El Muay Thai en el interior: viajes, desafíos y referentes

Practicar Muay Thai en Entre Ríos implica desafíos extras. “Siempre tenemos que viajar a Rosario o Buenos Aires para competir, estamos lejos de los lugares donde hay eventos”, explica.

El último fin de semana llevó a nueve de sus alumnos a un sudamericano en Quilmes, donde participaron peleadores de Uruguay, Brasil, Chile, Perú y Colombia.

Los primeros pasos del deportista en la disciplina. (Foto: IG @nemefabian)
Los primeros pasos del deportista en la disciplina. (Foto: IG @nemefabian)

Entre sus ídolos menciona a figuras eternas de la disciplina como Yangkong y Harrison, y destaca la oportunidad de haber entrenado con peleadores de elite en Tailandia. También reconoce a referentes argentinos como Chacar Aguirre, Bauza y La Serpiente Bosch.

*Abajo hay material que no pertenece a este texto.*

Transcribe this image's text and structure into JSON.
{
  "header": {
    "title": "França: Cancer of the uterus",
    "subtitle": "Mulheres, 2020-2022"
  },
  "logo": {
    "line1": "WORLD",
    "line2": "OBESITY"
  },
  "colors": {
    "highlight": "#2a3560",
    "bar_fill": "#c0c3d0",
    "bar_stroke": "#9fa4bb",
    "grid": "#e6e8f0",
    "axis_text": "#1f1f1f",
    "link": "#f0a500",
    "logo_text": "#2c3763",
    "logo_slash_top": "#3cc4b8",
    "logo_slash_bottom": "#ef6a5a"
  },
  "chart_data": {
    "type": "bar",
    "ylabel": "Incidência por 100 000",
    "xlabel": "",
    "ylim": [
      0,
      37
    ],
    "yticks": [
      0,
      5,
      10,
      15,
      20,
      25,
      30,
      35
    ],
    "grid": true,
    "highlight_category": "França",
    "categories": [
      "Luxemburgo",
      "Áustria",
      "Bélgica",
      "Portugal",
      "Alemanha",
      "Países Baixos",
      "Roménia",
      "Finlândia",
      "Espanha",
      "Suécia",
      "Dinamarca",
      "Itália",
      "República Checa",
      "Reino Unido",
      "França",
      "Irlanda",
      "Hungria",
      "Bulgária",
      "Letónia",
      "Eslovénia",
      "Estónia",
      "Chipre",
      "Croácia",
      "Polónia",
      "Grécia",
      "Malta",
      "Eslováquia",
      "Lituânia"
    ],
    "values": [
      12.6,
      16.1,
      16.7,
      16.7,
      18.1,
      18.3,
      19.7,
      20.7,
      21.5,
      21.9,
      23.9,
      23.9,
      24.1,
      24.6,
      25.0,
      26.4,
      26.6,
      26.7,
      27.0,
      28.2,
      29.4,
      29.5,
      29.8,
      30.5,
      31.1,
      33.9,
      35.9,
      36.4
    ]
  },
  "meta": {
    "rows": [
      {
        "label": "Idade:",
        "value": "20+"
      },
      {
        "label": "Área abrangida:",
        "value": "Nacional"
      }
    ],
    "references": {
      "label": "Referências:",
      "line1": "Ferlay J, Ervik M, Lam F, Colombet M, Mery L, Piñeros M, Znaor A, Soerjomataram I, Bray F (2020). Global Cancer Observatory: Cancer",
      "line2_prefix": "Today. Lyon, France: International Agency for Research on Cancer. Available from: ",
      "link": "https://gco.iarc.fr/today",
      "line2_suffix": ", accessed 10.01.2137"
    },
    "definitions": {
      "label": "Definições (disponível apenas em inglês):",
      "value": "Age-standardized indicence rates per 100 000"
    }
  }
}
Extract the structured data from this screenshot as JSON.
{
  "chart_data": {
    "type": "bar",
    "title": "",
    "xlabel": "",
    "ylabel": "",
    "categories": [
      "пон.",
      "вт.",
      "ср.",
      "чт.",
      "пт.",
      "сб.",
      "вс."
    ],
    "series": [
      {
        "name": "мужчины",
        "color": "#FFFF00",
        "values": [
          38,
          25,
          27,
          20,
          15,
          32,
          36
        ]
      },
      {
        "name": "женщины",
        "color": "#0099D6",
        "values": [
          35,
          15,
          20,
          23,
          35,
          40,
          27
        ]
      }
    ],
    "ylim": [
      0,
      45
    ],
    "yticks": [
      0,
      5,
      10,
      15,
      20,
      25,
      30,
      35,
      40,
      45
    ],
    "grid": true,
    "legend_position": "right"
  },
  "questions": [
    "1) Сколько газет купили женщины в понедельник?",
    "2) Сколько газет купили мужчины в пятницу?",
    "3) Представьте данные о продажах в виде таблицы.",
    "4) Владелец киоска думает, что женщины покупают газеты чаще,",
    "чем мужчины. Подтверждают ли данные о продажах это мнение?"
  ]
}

El camino de Fabián Neme es el de la pasión, la constancia y el deseo de inspirar a otros a superarse, dentro y fuera del ring, así fue como construyó y sigue construyendo la historia del Muay Thai, no solo en Entre Ríos sino en todo el país.

Para él, el Muay Thai es mucho más que un deporte: es una forma de vida que lo llevó desde un pequeño pueblo entrerriano hasta los escenarios más exigentes del mundo.